Lady and a Dentist
A man and a woman met at a bar. They started getting along really well and they decide to go to her place for a drink.
Some drinks later, the guy took off his shirt and washed his hands. He then took off his socks and washed his hands.
The woman looked at him and said, "You must be a dentist."
Flabbergasted, the guy responded, "Why yes! That's amazing; how did you know that?"
The woman replied, "Real easy. You keep washing your hands."
One thing leads to another, and they go to bed.
After the lovemaking, the woman remarked, "You must be a GREAT dentist!"
The doctor was very surprised, and said, "Yes! Yes! I sure am a great dentist. Wow! You amaze me! And how did you know THAT sweetheart?"
The woman says: "Easy. I didn't feel a thing."
More Medical Jokes
A nurse was on duty in the Emergency Room, when a young woman with purple hair styled into a punk rocker Mohawk, sporting a variety of tattoos, and wearing strange clothing, entered. It was quickly determined that the patient had acute appendicitis, so she was scheduled for immediate surgery.
When she was completely disrobed on the operating table, the staff noticed that her pubic hair had been dyed green, and above it there was a tattoo that read, "Keep off the grass."
Once the surgery was completed, the surgeon wrote a short note on the patient's dressing, which said,
"Sorry, had to mow the lawn."
A British company is developing some computer chips that stores music in women's breast implants.
This is a major breakthrough as women are always complaining about men staring at their breasts and not listening to them.
Two little kids are in a hospital lying on stretchers next to each other outside an operating room.
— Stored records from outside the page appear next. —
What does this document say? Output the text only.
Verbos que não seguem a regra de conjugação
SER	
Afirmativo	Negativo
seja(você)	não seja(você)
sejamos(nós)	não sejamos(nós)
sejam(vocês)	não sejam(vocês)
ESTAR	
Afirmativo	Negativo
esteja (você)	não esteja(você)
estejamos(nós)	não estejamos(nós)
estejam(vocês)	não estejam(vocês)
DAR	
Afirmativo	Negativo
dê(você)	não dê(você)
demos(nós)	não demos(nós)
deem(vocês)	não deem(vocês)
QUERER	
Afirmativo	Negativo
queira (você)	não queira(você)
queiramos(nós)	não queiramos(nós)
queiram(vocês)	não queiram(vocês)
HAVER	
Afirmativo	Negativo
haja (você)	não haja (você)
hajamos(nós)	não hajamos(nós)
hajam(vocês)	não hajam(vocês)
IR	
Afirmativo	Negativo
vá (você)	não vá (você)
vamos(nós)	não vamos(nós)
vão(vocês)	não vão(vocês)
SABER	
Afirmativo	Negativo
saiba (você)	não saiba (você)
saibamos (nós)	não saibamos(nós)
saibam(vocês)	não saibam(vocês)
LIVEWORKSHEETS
The first kid leans over and asks, "What are you in here for?"
The second kid says, "I'm in here to get my tonsils out, and I'm a little nervous."
The first kid says, "You've got nothing to worry about. I had that done when I was four. They put you to sleep, and when you wake up, they give you lots of Jell-O and ice cream. It's a breeze."
The second kid then asks, "What are you here for?"
"A circumcision", the first kid answers.
Whoa! the second kid says. "Good luck, buddy. I had that done when I was born. I couldn't walk for a year."